National’s policy aims to unlock land for new housing, build infrastructure to support new development and share the benefits of growth with councils through housing performance incentives.

Key elements include:

  • Asking councils to bring more land forward for new houses, including land earmarked for development on undeveloped or greenfield sites at the edge of the city. The move is designed to lower the price of land and increase the supply of affordable housing.
  • Repeal the Natural and Built Environment Act (NBEA) and the Spatial Planning Act, reinstating the Resource Management Act with amendments to make it easier to consent to new infrastructure and create a “fast track, one-stop shop” for consents.
  • Financially reward councils for building more houses. Through a $1 billion Build-for-Growth fund, councils will receive $25,000 for every house delivered above the five-year average in a council area.
  • Discontinue several first-home buyer initiatives, including the Buying Off The Plans initiative (formerly known as KiwiBuild) and the Affordable Housing Fund.
  • Amend the Building Act and the resource consent system to allow granny flats or other small structures up to 60m² to be built with only an engineer’s report.
  • National has also pulled its support for the medium density residential standards (MDRS), an agreement allowing the construction of buildings of up to three storeys on most sites in Auckland, Hamilton, Wellington, and Christchurch – without the need for resource consent.

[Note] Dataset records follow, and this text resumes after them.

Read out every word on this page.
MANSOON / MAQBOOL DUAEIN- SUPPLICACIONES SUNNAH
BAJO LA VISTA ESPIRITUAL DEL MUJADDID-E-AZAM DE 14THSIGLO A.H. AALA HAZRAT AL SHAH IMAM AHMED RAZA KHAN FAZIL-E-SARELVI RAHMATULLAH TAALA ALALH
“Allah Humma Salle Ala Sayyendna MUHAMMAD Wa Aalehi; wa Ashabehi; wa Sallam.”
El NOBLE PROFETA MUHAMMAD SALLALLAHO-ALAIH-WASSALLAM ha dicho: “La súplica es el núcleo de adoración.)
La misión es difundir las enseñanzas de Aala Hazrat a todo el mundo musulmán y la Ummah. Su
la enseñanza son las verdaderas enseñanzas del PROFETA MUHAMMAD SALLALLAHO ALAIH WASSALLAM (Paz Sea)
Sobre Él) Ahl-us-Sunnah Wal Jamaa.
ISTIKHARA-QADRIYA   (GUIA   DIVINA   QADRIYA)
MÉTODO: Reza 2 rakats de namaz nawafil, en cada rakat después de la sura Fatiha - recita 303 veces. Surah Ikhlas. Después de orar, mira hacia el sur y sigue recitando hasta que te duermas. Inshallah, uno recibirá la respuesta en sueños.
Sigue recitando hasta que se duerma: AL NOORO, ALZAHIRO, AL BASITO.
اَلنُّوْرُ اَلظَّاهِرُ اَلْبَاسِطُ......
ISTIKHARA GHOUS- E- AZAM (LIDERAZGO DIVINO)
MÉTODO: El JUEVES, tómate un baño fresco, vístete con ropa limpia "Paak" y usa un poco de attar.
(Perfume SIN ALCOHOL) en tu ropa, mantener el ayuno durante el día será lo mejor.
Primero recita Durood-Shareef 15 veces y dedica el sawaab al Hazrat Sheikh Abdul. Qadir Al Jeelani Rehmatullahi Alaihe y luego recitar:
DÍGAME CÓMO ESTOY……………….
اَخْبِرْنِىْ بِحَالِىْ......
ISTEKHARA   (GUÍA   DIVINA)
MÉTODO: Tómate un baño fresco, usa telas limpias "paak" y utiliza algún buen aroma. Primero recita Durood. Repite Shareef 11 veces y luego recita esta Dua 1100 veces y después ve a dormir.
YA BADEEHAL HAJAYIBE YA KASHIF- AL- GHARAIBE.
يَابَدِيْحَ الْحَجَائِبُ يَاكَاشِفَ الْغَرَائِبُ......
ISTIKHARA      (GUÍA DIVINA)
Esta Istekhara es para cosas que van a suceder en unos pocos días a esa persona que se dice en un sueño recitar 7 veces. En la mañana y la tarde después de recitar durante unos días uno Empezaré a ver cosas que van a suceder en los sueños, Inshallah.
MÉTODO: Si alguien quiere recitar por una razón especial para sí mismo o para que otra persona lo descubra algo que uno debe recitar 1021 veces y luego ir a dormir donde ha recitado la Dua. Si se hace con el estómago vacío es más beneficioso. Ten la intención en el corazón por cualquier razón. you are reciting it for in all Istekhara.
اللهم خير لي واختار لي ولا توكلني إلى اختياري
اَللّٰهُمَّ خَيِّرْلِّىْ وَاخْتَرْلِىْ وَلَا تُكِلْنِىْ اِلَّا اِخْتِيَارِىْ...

The proposed changes have received a mixed review.

Economist Shmubeel Eaqub was underwhelmed. ”It’s extraordinarily disappointing. The country has been making some good, bipartisan progress on improving housing supply. It wasn’t that the policies were perfect, [it was that] we had political support across the divide. Now we’ve gone back to ping pong politics on housing supply – a long-term, structurally important human rights issue is becoming a political plaything again.”

Independent economist Cameron Bagrie’s response was also lukewarm. “At the moment there seems to be a lot of piecemeal stuff. We’ll look at this, do this and this. It’s not all-encompassing.”

You can’t please everyone.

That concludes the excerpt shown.